Cops like NYPD suicide victim Robert Echeverria keep their mental health struggles a secret for fear their bosses will take their guns away — and demote them to a desk job where they’ll lose their overtime pay, his sister told The Post.
“I offered my brother $500 to go to a private psychiatrist,” Eileen Echeverria said Friday, two days after the troubled officer killed himself in his Laurelton, Queens home.
“He said, ‘I can’t go to a psychiatrist because they’ll put me on the rubber gun squad,” she said. “They’re going to find out,” she said he told her. “Forget it. I’ll be all right.”
Before Echeverria, 56, held a gun to his head and pulled the trigger on Wednesday, she had repeatedly warned the NYPD’s Internal Affairs Bureau that he was a risk to himself or others, the sister said, speaking from her home in West Islip, NY.
Unless the NYPD gets more pro-active about cop suicides, the tragedies will continue to happen, she said. She urged that the NYPD reach out to at-risk officers first — rather than wait for cops to ask for help they may never seek.
In the days since her brother’s suicide, Echeverria has been an outspoken critic against the mayor and the NYPD.
On Thursday, she revealed that she had warned the NYPD as recently as June that her brother was a danger to himself and others so long as he kept his gun.
The NYPD “raided” the home he shared with his wife and 11-year-old daughter, confiscated his weapon and had him speak to a doctor, she said. But within days he was deemed alright had his gun back.
“Mayor De Blasio puts a phone number on the TV and says for cops to reach out,” she complained on Friday.
“Now their latest thing is to have an app on the phone. They’re never going to do it,” Echeverria told The Post.

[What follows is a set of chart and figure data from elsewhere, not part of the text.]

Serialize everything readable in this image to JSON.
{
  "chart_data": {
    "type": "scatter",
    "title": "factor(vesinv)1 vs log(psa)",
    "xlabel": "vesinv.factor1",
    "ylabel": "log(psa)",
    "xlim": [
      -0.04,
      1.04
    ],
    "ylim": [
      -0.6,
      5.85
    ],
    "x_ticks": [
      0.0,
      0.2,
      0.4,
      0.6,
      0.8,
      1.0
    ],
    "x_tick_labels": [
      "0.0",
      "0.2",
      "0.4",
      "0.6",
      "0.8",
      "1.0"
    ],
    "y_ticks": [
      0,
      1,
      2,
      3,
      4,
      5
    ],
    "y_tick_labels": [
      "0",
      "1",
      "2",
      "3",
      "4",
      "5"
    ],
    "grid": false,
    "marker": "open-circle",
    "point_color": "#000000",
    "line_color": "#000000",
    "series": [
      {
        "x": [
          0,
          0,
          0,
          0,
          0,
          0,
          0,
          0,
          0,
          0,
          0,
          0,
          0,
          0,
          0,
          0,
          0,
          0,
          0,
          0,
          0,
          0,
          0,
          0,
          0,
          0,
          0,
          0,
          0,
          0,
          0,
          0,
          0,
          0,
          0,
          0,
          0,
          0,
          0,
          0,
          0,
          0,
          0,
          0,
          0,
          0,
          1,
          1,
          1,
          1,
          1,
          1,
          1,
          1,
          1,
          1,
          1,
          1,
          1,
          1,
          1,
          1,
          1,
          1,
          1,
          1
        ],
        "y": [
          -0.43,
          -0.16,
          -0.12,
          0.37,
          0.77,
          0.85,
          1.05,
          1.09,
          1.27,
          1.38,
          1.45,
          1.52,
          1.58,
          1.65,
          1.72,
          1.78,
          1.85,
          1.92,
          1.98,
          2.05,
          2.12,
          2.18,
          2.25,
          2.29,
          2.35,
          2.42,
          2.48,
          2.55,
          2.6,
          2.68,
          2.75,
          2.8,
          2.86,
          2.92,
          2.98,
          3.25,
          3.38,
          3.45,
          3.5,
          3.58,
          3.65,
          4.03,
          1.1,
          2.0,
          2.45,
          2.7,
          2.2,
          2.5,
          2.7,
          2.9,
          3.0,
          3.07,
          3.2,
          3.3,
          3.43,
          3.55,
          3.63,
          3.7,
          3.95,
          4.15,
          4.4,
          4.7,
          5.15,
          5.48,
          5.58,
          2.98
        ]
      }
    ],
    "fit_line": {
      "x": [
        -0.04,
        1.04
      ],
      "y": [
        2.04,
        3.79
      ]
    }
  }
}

“Because if they do, they know their job is in jeopardy. They’re not going to get overtime. They’re going to be put on the rubber gun squad, as they call it. They’re never going to do that.”
Her brother had struggled since childhood with mental illness, she said, and by the time he killed himself was struggling not to lose his heavily-indebted Queens house.
He’d also become a hoarder, his house so cluttered that one could barely walk in it, she said. An attached rental unit was “filled” with his pet ferrets, she said.
“When they raided it” in June to briefly take his guns, “they didn’t see that as a sign of mental illness? … I’m not talking about someone being sloppy,” she said. “I’m talking about you can’t get in the door.”
Echeverria said her “dream” is for NYPD to employ a large staff of counselors who can reach out to cops — before tragedy strikes — rather than wait for cops to come to them.
“Why can’t the city of New York hire a bunch of counselors and randomly call in officers and say, ‘You know what, yesterday, Officer Jones, you were spat at. How you dealing with that? Officer Smith, there was a bucket thrown.’”
She added, “I know it’s expensive, but it’s a dream I have.
“Internally the NYPD is broken. We know of nine suicides a year. I keep getting reached out to so many people” whose lives have also been touched by an officer’s suicide, “five years ago, four years ago, but they didn’t talk about it.
Should another mother ever have to go through that? Should a wife? Should children?”